Cholesterol, Total: 209 (borderline high)
Trigycerides: 79
HDL Cholesterol: 52
VLDL Cholesterol: 16
LDL Cholesterol: 141 (borderline high)
LDL/HDL Ratio: 2.7
---------------------------------------------------------

There were lots of other test results - but all thankfully solidly in the normal catagory. The tests they ran for medical geeks out there were (CMP14+LP+CBC/D/Plt) whatever that means. It was testing alot of stuff including kidney and liver function, Lipids, WBC/RBC, Sodium, Potassium, etc., etc.

Also, I took a look at my "Estimate of 10-Year Risk for Coronary Heart Disease Framingham Point Scores" today on the net, while trying to understand the test results. That also turned out pretty OK. You too can try that here:

http://www.nhlbi.nih.gov/guidelines/cholesterol/risk_tbl.htm#men

Also, this afternoon the family made a trip to the tiny little library in our small town. The non-fiction (non-kids) books line maybe a half dozen or slightly more rows of shelves, tops.

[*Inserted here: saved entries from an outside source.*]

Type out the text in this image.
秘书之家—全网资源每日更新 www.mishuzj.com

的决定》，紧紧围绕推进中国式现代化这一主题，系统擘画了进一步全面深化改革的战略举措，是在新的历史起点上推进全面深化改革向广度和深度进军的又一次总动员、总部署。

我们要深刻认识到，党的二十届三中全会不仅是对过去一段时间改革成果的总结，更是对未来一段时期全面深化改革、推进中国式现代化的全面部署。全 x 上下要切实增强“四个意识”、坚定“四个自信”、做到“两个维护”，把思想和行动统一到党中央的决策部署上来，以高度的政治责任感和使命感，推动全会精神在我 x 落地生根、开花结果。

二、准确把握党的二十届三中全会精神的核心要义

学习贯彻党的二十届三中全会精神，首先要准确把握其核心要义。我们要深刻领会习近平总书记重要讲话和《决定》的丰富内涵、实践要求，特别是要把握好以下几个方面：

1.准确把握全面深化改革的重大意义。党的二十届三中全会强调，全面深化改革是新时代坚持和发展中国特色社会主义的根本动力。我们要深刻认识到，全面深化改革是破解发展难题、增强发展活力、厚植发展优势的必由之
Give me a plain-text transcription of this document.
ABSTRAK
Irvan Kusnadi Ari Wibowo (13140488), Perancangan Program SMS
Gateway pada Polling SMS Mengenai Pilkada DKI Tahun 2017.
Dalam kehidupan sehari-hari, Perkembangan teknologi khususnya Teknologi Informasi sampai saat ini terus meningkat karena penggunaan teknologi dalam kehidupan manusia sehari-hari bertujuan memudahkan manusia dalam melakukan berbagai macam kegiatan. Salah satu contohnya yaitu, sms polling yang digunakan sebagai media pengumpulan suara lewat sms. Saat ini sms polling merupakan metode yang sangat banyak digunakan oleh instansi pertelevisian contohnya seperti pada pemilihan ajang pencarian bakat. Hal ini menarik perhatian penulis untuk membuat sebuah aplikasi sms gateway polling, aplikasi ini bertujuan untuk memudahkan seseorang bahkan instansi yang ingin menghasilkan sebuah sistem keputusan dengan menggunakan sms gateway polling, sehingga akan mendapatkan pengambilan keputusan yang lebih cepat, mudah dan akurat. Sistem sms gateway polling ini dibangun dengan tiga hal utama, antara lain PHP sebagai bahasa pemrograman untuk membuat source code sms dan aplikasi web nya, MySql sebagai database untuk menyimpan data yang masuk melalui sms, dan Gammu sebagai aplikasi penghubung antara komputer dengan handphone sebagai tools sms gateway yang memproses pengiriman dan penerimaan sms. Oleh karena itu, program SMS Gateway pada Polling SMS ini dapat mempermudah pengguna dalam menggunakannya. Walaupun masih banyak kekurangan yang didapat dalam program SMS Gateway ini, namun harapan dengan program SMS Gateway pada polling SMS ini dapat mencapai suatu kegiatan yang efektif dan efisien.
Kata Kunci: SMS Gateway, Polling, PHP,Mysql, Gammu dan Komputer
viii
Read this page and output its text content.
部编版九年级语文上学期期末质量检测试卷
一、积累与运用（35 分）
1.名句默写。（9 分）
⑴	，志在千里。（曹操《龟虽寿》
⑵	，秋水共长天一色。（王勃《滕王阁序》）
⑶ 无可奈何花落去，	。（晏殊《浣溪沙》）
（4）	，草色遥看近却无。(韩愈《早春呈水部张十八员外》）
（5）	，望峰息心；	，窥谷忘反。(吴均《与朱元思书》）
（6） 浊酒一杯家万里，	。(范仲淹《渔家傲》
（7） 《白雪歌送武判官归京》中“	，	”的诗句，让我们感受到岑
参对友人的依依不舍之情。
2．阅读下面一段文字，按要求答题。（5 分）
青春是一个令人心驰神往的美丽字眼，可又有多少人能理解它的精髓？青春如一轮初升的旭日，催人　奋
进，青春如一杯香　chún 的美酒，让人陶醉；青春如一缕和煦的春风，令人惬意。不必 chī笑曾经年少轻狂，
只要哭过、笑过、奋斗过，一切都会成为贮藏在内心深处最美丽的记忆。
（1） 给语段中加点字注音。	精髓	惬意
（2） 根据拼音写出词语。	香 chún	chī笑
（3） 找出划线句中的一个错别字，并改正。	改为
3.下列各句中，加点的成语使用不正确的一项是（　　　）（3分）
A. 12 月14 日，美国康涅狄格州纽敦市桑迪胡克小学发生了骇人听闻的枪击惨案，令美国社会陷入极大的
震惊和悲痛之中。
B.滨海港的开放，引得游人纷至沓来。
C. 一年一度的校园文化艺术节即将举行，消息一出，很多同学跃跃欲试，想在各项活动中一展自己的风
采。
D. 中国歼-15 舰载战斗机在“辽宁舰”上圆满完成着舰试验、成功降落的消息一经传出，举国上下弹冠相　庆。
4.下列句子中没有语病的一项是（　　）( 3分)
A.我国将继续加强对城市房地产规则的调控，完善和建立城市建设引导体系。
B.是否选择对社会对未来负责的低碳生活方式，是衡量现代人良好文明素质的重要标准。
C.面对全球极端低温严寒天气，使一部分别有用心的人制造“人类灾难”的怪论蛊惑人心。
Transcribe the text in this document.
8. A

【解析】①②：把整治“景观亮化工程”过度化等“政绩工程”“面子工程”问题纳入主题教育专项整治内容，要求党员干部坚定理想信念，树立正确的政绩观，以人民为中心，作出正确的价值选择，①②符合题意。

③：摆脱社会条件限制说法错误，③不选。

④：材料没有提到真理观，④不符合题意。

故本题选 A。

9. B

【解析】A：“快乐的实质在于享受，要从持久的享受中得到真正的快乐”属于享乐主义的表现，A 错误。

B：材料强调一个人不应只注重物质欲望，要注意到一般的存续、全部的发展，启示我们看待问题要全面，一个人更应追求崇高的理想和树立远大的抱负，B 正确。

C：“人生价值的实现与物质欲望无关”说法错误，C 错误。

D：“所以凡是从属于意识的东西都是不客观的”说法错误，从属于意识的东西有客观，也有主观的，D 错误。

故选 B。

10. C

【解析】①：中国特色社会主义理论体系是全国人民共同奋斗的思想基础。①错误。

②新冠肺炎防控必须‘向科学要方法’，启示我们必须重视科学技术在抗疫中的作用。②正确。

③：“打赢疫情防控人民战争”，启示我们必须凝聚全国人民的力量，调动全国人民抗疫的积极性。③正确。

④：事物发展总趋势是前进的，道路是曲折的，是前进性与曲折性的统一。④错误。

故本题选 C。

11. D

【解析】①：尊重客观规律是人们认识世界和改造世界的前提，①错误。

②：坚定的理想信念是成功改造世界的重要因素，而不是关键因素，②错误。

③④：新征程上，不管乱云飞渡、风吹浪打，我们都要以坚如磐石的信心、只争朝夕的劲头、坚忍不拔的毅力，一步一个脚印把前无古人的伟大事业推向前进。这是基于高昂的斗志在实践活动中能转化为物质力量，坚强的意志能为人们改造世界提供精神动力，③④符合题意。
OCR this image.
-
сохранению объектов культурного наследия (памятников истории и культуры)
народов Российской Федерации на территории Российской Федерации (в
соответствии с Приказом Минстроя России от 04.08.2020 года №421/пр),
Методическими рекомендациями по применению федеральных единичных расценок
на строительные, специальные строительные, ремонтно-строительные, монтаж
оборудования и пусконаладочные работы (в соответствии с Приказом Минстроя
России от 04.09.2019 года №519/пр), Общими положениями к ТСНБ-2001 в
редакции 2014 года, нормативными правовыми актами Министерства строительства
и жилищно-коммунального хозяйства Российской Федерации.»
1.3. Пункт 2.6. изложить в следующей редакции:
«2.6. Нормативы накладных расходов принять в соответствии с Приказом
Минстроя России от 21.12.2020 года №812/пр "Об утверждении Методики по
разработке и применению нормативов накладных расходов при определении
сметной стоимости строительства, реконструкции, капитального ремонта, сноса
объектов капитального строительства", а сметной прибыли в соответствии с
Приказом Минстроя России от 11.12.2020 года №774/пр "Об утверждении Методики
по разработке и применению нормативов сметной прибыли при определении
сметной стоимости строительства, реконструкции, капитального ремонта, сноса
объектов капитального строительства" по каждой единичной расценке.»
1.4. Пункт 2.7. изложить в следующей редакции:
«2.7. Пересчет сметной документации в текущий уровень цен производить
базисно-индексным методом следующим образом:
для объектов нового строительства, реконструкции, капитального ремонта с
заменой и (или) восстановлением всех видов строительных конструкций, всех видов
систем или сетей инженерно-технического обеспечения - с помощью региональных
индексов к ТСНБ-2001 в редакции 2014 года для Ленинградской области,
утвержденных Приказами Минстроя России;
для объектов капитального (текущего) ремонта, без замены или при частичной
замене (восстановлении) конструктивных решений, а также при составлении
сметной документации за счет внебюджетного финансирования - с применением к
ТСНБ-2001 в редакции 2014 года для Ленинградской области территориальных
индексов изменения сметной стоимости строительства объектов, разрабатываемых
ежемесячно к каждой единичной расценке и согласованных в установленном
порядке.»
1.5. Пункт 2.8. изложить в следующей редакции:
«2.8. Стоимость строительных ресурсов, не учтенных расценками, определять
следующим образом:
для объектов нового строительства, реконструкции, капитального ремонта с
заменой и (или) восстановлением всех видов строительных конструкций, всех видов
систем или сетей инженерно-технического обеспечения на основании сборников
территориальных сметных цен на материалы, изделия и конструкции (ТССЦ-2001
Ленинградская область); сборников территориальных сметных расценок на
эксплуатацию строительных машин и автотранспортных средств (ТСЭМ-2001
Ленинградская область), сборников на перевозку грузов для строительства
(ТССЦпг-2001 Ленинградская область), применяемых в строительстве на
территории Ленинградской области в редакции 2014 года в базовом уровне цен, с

To my amazement, they had a fresh new hardcover copy of Gary Taubes new book: "Good Calories, Bad Calories" in stock. So I checked that puppy out in a heartbeat. Also a hard cover copy of "Protien Power" and "The Paleo Diet". I can't wait to read them all!! I started today reading the prolouge of Gary Taubes book, and it is awesomely awesome! Man, I'd like to slide back in time and thank these doctors and Mister Banting myself!! What a difference eating and living low carb has made in my life!!!